自作PCの構成ではガラスケース、LEDで魅せる構成をするユーザーが増えている。スタイリッシュなガラスケースも昔に比べリーズナブルな価格で買える物も増えてきた。今回紹介するケースはDeepcool GAMERSTORMブランドのマグネット式強化ガラスパネルを採用したミドルタワーケース、「MACUBE 310」をレビューする。

スペック

マザーボード Mini-ITX / Micro-ATX / ATX
素材 ABS+SPCC+Tempered Glass
製品寸法s 424.6mm×215mm×494.6mm(L×W×H)
寸法 540mm*283mm*495mm
重量 8.33KG
総重量 10.34KG
5.25″ ドライブベイ 0
3.5″ ドライブベイ 2
2.5″ ドライブベイ 2
I / Oパネル USB3.0×2、Audio×1、Mic×1
拡張スロット 7+2 Slots
冷却ファン Compatibility Pre-installed: Rear: 1×120mm DC fan;                     Optional: Front: 120mm×3/140mm×2, Top: 120mm×3/140mm×2
電源タイプ ATX PS2 (Length less than 160mm)
CPU Cooler Height Limit 165mm
Liquid Cooler Compatibility Front: 120/140/240/280/360; Rear: 120
VGA Length Limit 330mm
Cable Management 23mm clearance

外観・パッケージ

外箱のデザインはシンプルなつくりだ。PCケースの箱としてはごくごく普通の見た目であるが、GAMERSTORMブランドのロゴはしっかりと印刷してある。

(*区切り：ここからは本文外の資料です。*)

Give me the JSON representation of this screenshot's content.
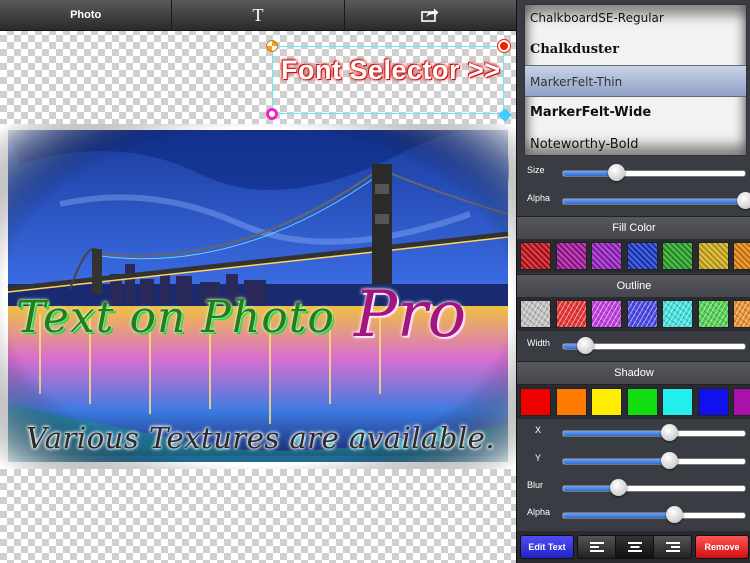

段ボールの中には発泡スチロールで隙間がないように商品が入っているため、取り出すのがやや難しい。勢い良く取り出して中のガラスを壊してしまわないように注意が必要だ。

サイドパネル部はガラス・スチールでできている。スチールのサイドパネルのでっぱりは少々気になるが取り外しは容易にできそうだ。ガラスはとても完成度が高い。

一見窒息してしまいそうな見た目だが、 このケースの吸気・排気の仕組みにはある工夫が施されているため心配はご無用だ。

GAMERSTORMブランドのロゴ

サイドパネルはマグネットで簡単に着脱が可能。このマグネット単体では磁力が弱いため移動の際はやや注意が必要。

付属の120mmファンは3ピン使用で、つくりも安っぽいため気になる場合は追加購入をおすすめする。

上部にメッシュ上の通気口がありそこから排気する仕組みになっている。上部Nのパネルは完全にオープンではないため少し排気の効率は下がるが、埃も入りづらくファンの裏側も隠せるためデザインと機能のバランスのとれた設計だ。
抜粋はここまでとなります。